Pourquoi de Mistura a échoué en Syrie

La stratégie « réaliste » de l’envoyé spécial de l’ONU ne lui aura permis d’obtenir aucune avancée diplomatique.


L’envoyé spécial de l’ONU Staffan de Mistura donne une conférence de presse en décembre 2017. Fabrice Coffrini/AFP

Les dernières semaines de Staffan de Mistura en tant qu’envoyé spécial de l’ONU en Syrie résument l’ensemble de son mandat. Jusqu’au bout, le diplomate italo-suédois s’est accroché à l’idée qu’il pouvait obtenir des concessions du régime syrien en le caressant dans le sens du poil. Et jusqu’au bout il est revenu les mains vides de Damas, malgré sa volonté de ne pas aborder les sujets les plus délicats.

À la proposition de l’ONU de créer un comité chargé de rédiger une nouvelle Constitution, le régime Assad a opposé une fin de non-recevoir. « La Constitution et tout ce qui y touche, c’est vraiment un domaine de souveraineté sur lequel seul le peuple syrien peut prendre une décision, en excluant toute intervention étrangère par laquelle certains États chercheraient à imposer leurs volontés », a justifié le ministre des Affaires étrangères Walid Moallem, après un entretien avec Staffan de Mistura à Damas le 24 octobre dernier. Le comité devait être composé de 150 personnes : 50 choisies par le régime, 50 par l’opposition et 50 par l’ONU. Mais Damas refuse que l’ONU compose cette troisième liste, probablement de peur que les personnalités prorégime ne bénéficient pas d’une large majorité. Walid Moallem a proposé, en revanche, que cette dernière liste soit choisie par les trois pays garants du processus d’Astana – la Russie, l’Iran et la Turquie – en partenariat avec le régime. Énième camouflet pour le diplomate chevronné : même sur un sujet secondaire – qui concerne les institutions et non la réalité du pouvoir –, le régime lui signifie que l’ONU n’a pas son mot à dire et que les seules négociations diplomatiques qu’il tolère se font dans le cadre du processus d’Astana, dont l’ONU est totalement exclue.

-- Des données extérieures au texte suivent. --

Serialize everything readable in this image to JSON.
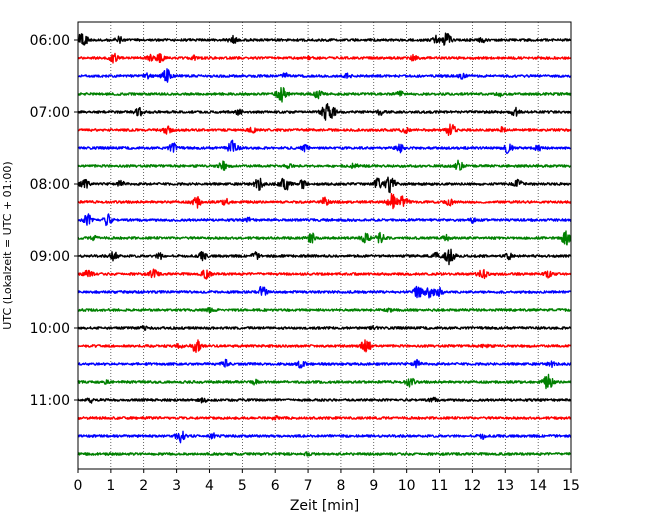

Staffan de Mistura se voulait réaliste pour parvenir à remplir sa mission. Il fallait, selon lui, prendre en compte le changement des rapports de force sur le terrain : la double intervention iranienne et russe qui a sauvé le régime et lui a permis de reconquérir les deux tiers du pays rendait irréalistes les demandes de l’opposition concernant une transition du pouvoir. Plus question donc de s’en tenir à la feuille de route de Genève 1 (juin 2012) – acceptée par l’ensemble des grandes puissances y compris la Russie – qui appelait à la formation d’une « instance de gouvernement transitoire », composée de membres du régime et de l’opposition, « dotée des pleins pouvoirs exécutifs ». Sous le mandat de Staffan de Mistura, les mots « gouvernance », « élections » et « Constitution » sont venus se substituer à la notion de « transition de pouvoir » avec l’avantage évident de ne pas s’attaquer frontalement à la question la plus problématique : le sort du clan Assad. Mais avec l’inconvénient de voir toutes les avancées diplomatiques être condamnées à demeurer purement cosmétiques. Qu’importe en effet de changer la Constitution, d’intégrer des membres de l’opposition au gouvernement ou d’organiser de nouvelles élections si le cœur du pouvoir demeure entre les mains du clan Assad.


(Lire aussi : Le chef de l'ONU va nommer un nouvel émissaire pour la Syrie)


Mission impossible
Moins d’un an après sa nomination, Staffan de Mistura a voulu tendre la main au régime en déclarant, en février 2015, qu’« Assad fait partie de la solution ». Cette approche s’est avérée être une double erreur stratégique : non seulement, il a perdu la confiance de l’opposition syrienne, mais en plus il n’a rien obtenu en contrepartie de la part des loyalistes. Les Russes ont usé de leur droit de veto pour bloquer toutes possibilités de négociations multilatérales dans le cadre onusien. Et le régime a refusé de faire le moindre compromis face à un interlocuteur qui n’en demandait pourtant pas tant.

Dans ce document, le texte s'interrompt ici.